I really wanted to share with you all the fact that yesterday I was informed that my three and a half year old Autistic Son, who is non-verbal will be discharged from the Speech and Language Therapy Department, after NO therapy.
The reasons why haven’t been disclosed but I will be demanding answers as to why his speech therapist – and I use that term loosely, deems his speech & language satisfactory enough to not be pursuing any type of speech therapy.
Since A was diagnosed last July, we where told he had been put on the waiting list for Speech Therapy and due to his diagnosis he was a ‘priority case’ & we would hear back from them soon, this was the same time I was promised visual symbols to be sent through the post – needless to say I’m still waiting – wow their printer must be slow!
My son has a speech disorder due to his autism & early intervention is absolutely crucial to his future development.
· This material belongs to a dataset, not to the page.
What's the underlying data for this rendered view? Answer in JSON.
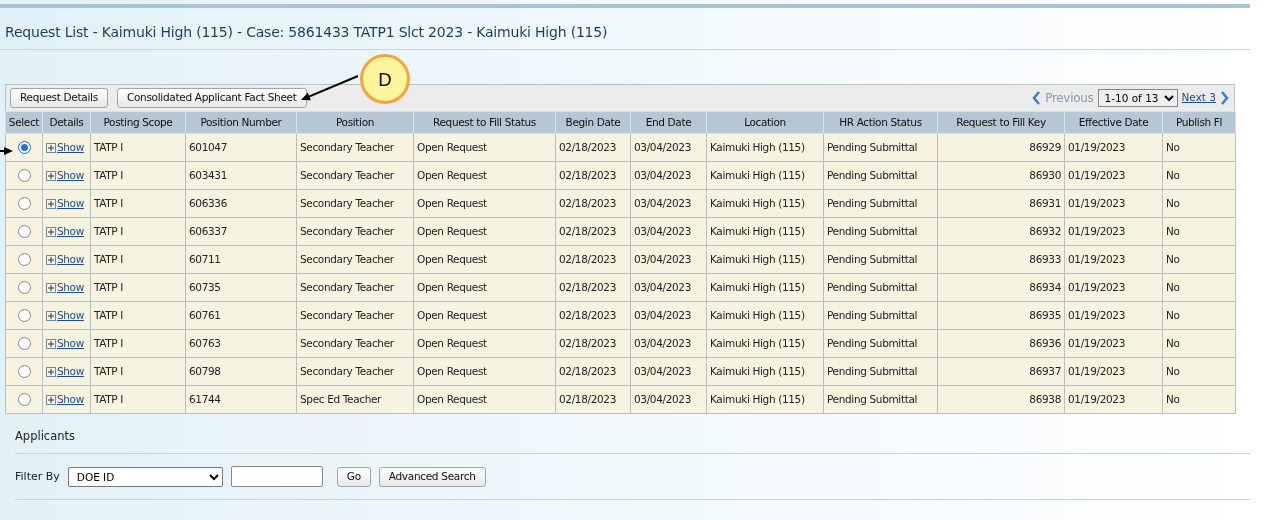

He is way behind in his speech and language when compared to his peers & this can only add to his already present communication impairments.
I have a strange feeling, I’ll be told its down to lack of funding in our area – its disgraceful and its not just happening to me. It seems ‘professionals’ don’t care unless its happening to them – and why would they? They aren’t the ones with a three year old son who is going to mainstream school in September with one spontaneous word in his vocabulary – and they bang on about giving our children the best start.
I have been lied to over and over again, why do we have to fight for everything for our children? Don’t we put up with enough already?
Many children with an ASD are delayed in their use of language and shy away from using speech. Therefore other methods of communication need to be established before speech and language will follow – is it too much to ask for some help or guidance as to what these methods are?
Why does nobody care?
Why is there a lack of funding for crucial interventions to be present for those children that need it to live their lives the best way possible?
I’m not the only one who is angry, upset and feeling let down. I have lots of friends – fellow Autism parents who are being let down with therapies or having to wait years for a diagnosis whilst their children are being labelled as ‘naughty’ its about time people stood up and became more aware and its about time people started caring for the lives of our children – they would if it was theirs!
Sorry for the rant but I had to get it out of my system, I and many others fight endlessly for our children and support is so important.
I’d also like to mention that I’ve had some wonderful support from friends on twitter who have given me some great advice – where would we be without people like this?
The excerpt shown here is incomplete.